Denied the privilege, Ramadan is busy snatching media martyrdom from visa defeat, which he attributes to U.S. government "paranoia." And such paranoia, he wrote in The Washington Post, comes out in the "the fear of ideas" -- his own, natch. As someone who opposes and yes, fears, the incremental imposition of sharia on the Free World now in progress, I don't think "paranoia" is as apt a term as, say, "survival instinct." But I digress. We've got his "ideas." We hardly need to give him a key to the city in return.

The case of Robert Redeker, a French high school teacher, marks a serious contrast. For having written a passionate op-ed in a French paper criticizing the tradition of violence modeled by Muhammad and inherent to Islam -- the threat that fulfills sharia's promise -- Redeker received death threats from Muslims that forced him into hiding under police protection. It's not that he didn't receive a visa to visit another country; he's no longer safe in his own. So let's get this straight. The U.S. government has determined (mirabile dictu) that we, the people, can get along without Ramadan, which is not at all to say that anybody is blocking his lousy "ideas." The would-be assassins of Robert Redeker plot to kill the teacher for his "ideas" critical of Islam and Muhammad, thereby trying to deter him or anyone else from repeating them. So where is the crime against free speech? Where, to go back to Thomas Jefferson, is the real "human interposition" disarming truth of her "natural weapons" -- free argument and debate?

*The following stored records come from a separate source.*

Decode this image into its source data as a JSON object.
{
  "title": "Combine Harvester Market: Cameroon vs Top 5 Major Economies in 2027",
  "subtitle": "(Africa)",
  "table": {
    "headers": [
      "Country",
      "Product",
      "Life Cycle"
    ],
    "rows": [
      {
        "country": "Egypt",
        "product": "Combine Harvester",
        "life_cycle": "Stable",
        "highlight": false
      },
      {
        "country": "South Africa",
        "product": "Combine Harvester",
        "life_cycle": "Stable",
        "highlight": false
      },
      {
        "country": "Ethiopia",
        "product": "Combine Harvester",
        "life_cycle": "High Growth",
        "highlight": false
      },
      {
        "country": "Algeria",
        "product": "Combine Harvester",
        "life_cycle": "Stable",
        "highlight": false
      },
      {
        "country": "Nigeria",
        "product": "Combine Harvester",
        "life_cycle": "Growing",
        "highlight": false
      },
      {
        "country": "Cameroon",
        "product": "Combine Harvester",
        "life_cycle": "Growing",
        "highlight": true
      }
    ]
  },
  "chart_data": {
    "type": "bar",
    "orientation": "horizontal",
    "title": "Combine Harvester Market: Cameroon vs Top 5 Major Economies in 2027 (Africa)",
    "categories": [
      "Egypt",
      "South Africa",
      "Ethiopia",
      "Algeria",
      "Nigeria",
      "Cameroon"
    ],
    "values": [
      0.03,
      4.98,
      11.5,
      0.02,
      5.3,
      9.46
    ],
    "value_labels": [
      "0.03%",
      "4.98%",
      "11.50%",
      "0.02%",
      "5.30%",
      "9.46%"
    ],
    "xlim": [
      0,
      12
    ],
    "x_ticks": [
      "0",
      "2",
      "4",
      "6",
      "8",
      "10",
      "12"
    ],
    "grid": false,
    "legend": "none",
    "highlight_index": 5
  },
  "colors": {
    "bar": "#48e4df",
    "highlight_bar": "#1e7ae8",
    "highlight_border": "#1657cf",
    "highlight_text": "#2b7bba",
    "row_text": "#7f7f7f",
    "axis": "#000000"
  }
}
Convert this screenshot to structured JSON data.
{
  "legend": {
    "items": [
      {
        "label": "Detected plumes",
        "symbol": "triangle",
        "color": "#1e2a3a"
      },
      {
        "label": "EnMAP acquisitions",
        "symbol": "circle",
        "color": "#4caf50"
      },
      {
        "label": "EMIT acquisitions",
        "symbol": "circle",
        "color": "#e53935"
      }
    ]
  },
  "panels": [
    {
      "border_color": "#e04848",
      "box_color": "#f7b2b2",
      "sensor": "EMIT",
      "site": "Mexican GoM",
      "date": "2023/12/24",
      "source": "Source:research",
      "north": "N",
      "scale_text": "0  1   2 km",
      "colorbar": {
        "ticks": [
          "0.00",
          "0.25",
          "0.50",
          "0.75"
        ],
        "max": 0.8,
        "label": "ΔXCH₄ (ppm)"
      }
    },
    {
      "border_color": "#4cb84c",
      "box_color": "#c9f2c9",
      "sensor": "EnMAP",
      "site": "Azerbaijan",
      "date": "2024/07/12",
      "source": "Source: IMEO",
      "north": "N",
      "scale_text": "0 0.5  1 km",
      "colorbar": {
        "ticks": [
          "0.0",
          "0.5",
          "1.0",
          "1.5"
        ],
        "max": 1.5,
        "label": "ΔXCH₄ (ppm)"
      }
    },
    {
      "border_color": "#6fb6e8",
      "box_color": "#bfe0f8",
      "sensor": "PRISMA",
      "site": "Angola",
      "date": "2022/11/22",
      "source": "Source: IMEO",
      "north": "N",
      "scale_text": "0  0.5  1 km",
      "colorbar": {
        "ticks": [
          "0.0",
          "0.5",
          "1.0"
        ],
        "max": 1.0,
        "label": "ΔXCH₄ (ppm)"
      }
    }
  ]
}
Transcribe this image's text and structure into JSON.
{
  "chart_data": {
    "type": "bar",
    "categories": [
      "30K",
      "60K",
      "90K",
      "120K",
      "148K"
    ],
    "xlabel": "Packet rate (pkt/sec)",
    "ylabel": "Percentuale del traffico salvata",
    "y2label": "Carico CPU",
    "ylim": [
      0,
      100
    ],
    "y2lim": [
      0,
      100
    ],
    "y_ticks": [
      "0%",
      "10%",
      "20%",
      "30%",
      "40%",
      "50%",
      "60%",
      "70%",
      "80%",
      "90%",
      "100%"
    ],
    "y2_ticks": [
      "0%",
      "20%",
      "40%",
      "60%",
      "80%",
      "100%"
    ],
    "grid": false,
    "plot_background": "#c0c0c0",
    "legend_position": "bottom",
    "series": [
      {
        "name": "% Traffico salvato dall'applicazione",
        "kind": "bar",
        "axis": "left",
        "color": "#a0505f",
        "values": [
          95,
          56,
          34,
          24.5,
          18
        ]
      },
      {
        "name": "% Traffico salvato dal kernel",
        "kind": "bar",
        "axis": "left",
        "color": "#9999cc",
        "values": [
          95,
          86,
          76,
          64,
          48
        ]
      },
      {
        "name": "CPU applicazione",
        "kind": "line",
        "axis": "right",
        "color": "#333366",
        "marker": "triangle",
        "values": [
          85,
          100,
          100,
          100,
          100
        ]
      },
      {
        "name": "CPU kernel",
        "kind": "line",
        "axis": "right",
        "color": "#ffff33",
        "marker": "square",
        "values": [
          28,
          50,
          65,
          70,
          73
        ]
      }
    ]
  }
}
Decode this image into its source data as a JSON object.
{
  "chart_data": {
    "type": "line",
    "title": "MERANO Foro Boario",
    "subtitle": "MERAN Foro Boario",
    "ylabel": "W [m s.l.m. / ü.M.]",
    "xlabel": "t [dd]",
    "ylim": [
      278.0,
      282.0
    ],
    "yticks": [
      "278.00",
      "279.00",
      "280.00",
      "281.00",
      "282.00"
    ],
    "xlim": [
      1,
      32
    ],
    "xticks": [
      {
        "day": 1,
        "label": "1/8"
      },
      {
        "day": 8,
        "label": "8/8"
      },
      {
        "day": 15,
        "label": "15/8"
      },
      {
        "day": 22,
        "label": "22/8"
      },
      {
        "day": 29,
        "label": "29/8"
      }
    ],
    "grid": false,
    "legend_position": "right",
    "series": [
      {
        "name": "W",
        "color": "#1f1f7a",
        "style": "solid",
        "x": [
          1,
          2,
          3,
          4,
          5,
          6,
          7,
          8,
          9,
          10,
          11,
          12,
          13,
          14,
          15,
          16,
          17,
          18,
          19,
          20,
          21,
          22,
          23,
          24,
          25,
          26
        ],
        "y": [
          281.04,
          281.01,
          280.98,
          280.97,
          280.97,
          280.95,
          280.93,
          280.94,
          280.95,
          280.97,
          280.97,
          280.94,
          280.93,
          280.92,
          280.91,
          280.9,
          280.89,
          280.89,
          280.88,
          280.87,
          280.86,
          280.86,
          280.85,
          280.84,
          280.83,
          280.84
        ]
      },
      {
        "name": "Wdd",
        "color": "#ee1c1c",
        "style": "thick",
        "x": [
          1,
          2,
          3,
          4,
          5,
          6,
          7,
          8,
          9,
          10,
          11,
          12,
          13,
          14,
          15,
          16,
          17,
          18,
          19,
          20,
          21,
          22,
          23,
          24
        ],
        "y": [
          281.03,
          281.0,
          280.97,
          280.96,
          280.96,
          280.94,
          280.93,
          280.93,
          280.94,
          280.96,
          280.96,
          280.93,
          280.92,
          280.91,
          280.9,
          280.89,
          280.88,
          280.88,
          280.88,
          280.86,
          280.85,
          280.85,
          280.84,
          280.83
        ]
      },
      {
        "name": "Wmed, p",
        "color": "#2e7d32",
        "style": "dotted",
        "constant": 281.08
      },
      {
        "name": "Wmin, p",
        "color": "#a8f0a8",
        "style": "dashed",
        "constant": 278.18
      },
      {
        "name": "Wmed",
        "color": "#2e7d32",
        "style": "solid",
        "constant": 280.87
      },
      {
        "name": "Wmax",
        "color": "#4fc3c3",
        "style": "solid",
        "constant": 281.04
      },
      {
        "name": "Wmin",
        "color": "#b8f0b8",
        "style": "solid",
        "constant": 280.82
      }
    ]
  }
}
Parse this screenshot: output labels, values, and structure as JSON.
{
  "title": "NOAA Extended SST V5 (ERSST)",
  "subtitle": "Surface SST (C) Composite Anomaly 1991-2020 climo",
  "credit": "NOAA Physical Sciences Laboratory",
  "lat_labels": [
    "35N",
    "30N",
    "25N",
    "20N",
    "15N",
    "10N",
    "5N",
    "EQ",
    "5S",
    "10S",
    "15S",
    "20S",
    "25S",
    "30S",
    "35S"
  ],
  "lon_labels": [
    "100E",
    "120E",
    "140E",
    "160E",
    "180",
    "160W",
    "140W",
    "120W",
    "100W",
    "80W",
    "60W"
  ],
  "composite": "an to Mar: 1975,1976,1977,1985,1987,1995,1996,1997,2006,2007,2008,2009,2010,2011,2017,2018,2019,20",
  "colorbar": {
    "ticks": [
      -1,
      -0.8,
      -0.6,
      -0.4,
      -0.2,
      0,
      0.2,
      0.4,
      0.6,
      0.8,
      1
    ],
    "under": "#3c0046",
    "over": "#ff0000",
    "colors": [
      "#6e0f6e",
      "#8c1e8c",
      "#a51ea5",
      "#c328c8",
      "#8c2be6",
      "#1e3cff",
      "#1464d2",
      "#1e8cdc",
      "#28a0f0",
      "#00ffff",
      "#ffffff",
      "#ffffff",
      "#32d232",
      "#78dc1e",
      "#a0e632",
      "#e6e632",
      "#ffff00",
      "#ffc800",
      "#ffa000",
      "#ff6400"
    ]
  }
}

It is in this nightmarish climate of public intimidation that the intrepid scholar Robert Spencer has come out with his latest book, "The Truth About Muhammad: Founder of the World's Most Intolerant Religion," (Regnery, 2006). Relying exclusively on Muslim sources, Spencer crafts a portrait of Muhammad that, for about the first time since political correctness gave Muhammad a pacifist makeover, places his violent, misogynist and supremacist example and teachings under an analytical light. Why? "The question of Muhammad -- of who he was, what he did, and what he believed -- is key to understanding today's global conflict with the jihadists, and what we must do about it," Spencer writes.

Sounds like an important topic for "free argument and debate" -- maybe as important as Mark Foley's IM's, or, for that matter, Ramadan's visa. Will our media martyrs initiate free argument and debate about it? Let's hope. Without her "natural weapons," it is truth who becomes the martyr.